Anyone who has stumbled upon quality engineering knows a bunch of varying definitions for quality. Usually, the definition goes along the lines that if a product fulfills its defined specifications, it is of high quality. (Hence, even a crappy product can have high quality if it was specified to be crap. There are other definitions such as those defining quality as the lack of negative externalities, but I am not using them here, although I like thinking in externalities.)

Then, if you have a look at various papers trying to define security, it is often defined as a system that fulfills its specifications in a hostile environment and under attack - or failing that, fails gracefully. So, security builds on the definition of quality and extends that with a notion of robustness.

What I believe is the key finding here is that safety is also often defined through a system that fulfills its specifications while misused in any foreseeable way - or again, fails gracefully. (What is important here is to note that safety engineering looks at purposeful, if not outright malicious, misuse, not only accidental misuse - which was the reason why Schneier classified safety as a subset of security.)

Therefore, both security and safety are special cases of quality. What's the difference? In most cases, security engineering tries to protect assets that have a (relatively) easily defined financial value, such as data confidentiality or system accessability. Safety, on the other hand, aims to protect wetware, which (even though many economists try) is very hard to place a dollar value on.
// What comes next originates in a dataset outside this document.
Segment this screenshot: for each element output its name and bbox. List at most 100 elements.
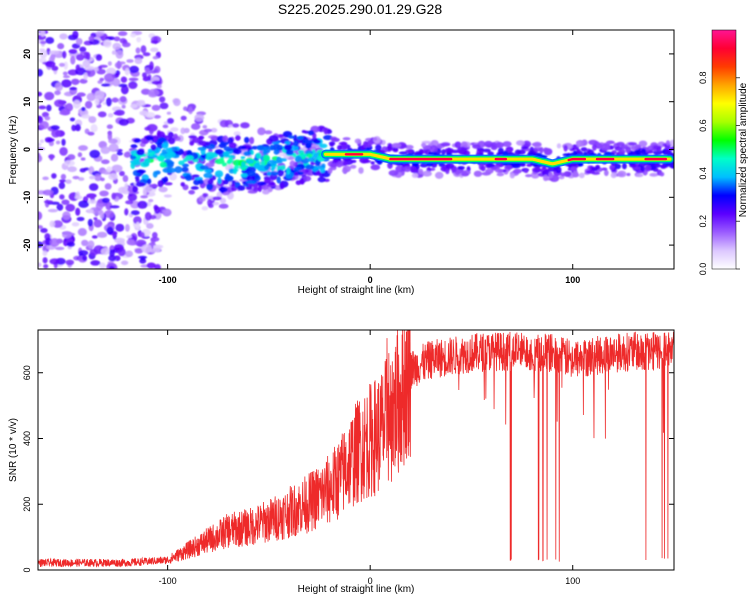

There are some crossovers, though. Obviously for example fire damage to physical assets (which is addressed by safety engineering) is easily transferred into megabucks, but what is interesting that security engineering also has areas such as privacy that may affect the flesh-and-blood target in ways that cannot easily be given a financial valuation.

Anyway, this is where I currently am with my thoughts on the relation of security and safety. I'll get back to this when I have thought more of it.